JUST WHAT do mermaids do when they're not floating around in the deep blue sea, say, or starring in children's movies? That question informs a project that's stretched over the past several years for Eugene photographer Carl D. Johnson, a recent transplant from San Francisco, by way of Illinois. A few of his whimsical interpretations of the secret lives of mermaids, mermen and merchildren have been on display in the cafe at Borders Books & Music. These tongue-slightly-in-cheek portraits, very beautifully done, are split-toned and hand-colored, lending a quiet surrealism to their built-in otherworldly qualities. What makes them so charming, though, is their straight-faced approach to manifest absurdity; the work looks as though Edward Gorey had been turned loose with a camera.

Johnson, 32, is a recent graduate in photography of the Academy of Art College in San Francisco and has worked as a free-lance commercial photographer, shooting for clients like Gap, Joe Boxer and WebTV. The "whole mermaid thing," as he calls it, started in the mid-1990s. Along the way Johnson inveigled some three dozen friends and acquaintances into posing in various locations while wearing a hand-made "mer suit,'' consisting of a fabric tail and cardboard fin. The location work sometimes drew odd glances and questions from bystanders. Johnson would just explain he was working on a children's book, and let it go at that.

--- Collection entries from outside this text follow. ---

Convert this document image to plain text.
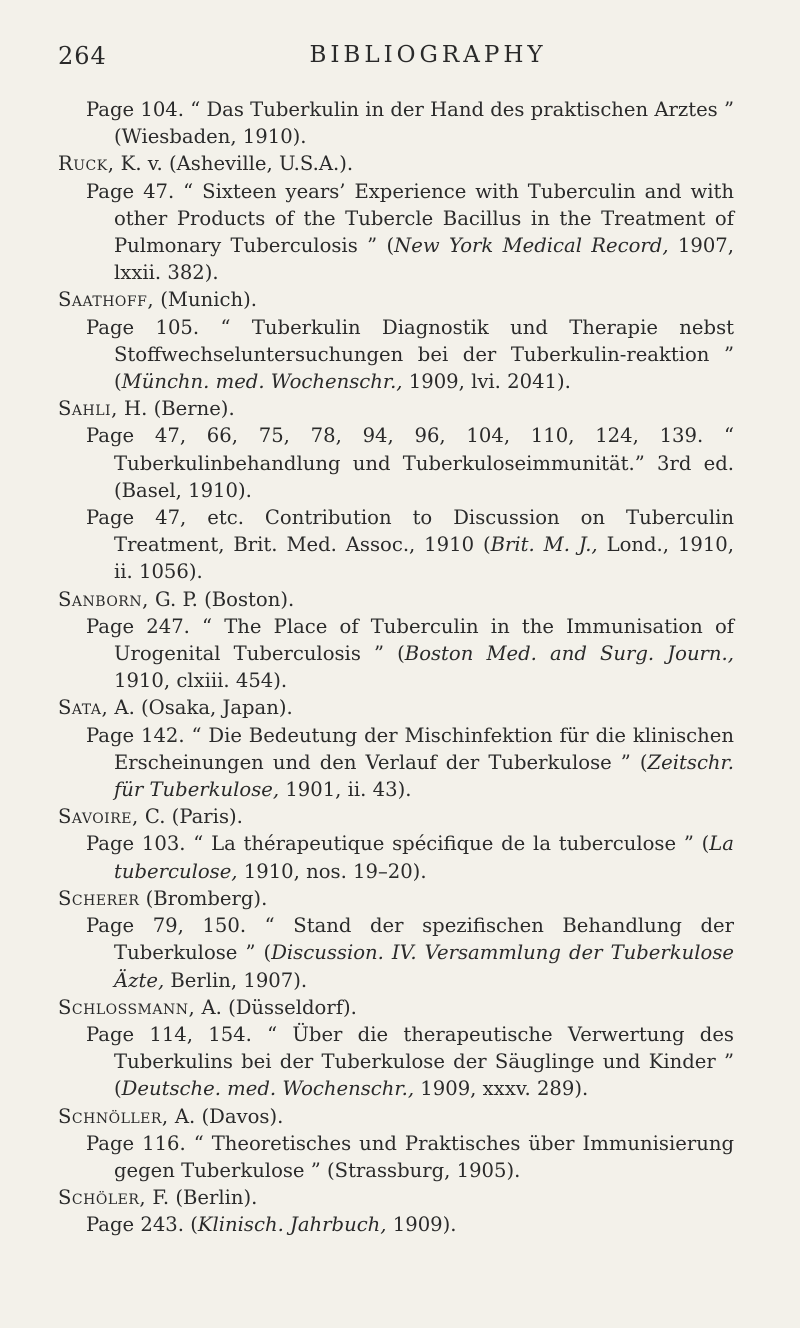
264	BIBLIOGRAPHY

Page 104. “ Das Tuberkulin in der Hand des praktischen Arztes ” (Wiesbaden, 1910).

Ruck, K. v. (Asheville, U.S.A.).

Page 47. “ Sixteen years’ Experience with Tuberculin and with other Products of the Tubercle Bacillus in the Treatment of Pulmonary Tuberculosis ” (New York Medical Record, 1907, lxxii. 382).

Saathoff, (Munich).

Page 105. “ Tuberkulin Diagnostik und Therapie nebst Stoffwechseluntersuchungen bei der Tuberkulin-reaktion ” (Münchn. med. Wochenschr., 1909, lvi. 2041).

Sahli, H. (Berne).

Page 47, 66, 75, 78, 94, 96, 104, 110, 124, 139. “ Tuberkulinbehandlung und Tuberkuloseimmunität.” 3rd ed. (Basel, 1910).

Page 47, etc. Contribution to Discussion on Tuberculin Treatment, Brit. Med. Assoc., 1910 (Brit. M. J., Lond., 1910, ii. 1056).

Sanborn, G. P. (Boston).

Page 247. “ The Place of Tuberculin in the Immunisation of Urogenital Tuberculosis ” (Boston Med. and Surg. Journ., 1910, clxiii. 454).

Sata, A. (Osaka, Japan).

Page 142. “ Die Bedeutung der Mischinfektion für die klinischen Erscheinungen und den Verlauf der Tuberkulose ” (Zeitschr. für Tuberkulose, 1901, ii. 43).

Savoire, C. (Paris).

Page 103. “ La thérapeutique spécifique de la tuberculose ” (La tuberculose, 1910, nos. 19–20).

Scherer (Bromberg).

Page 79, 150. “ Stand der spezifischen Behandlung der Tuberkulose ” (Discussion. IV. Versammlung der Tuberkulose Äzte, Berlin, 1907).

Schlossmann, A. (Düsseldorf).

Page 114, 154. “ Über die therapeutische Verwertung des Tuberkulins bei der Tuberkulose der Säuglinge und Kinder ” (Deutsche. med. Wochenschr., 1909, xxxv. 289).

Schnöller, A. (Davos).

Page 116. “ Theoretisches und Praktisches über Immunisierung gegen Tuberkulose ” (Strassburg, 1905).

Schöler, F. (Berlin).

Page 243. (Klinisch. Jahrbuch, 1909).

In one photograph, a child sits in a shopping cart, a merchild for sale, perhaps, or just out shopping for fish food with Mom. In another, a mermaid is tied across railroad tracks, Snidely Whiplash-style. In his most popular print, a quite corpulent mermaid - Johnson calls her "Mama Manatee" - sits out of the water on a wooden trestle and blows a conch shell. "I have always liked mermaids," the photographer says. "Just not the typical siren singing to the sailors."

The Borders exhibit, which is unfortunately poorly lit for viewers, contains only part of his complete collection of 15 mer-prints, but still gives a good idea of what he's up to. Meanwhile, Johnson is hoping one day to find a publisher for the whole set, perhaps indeed as a children's book.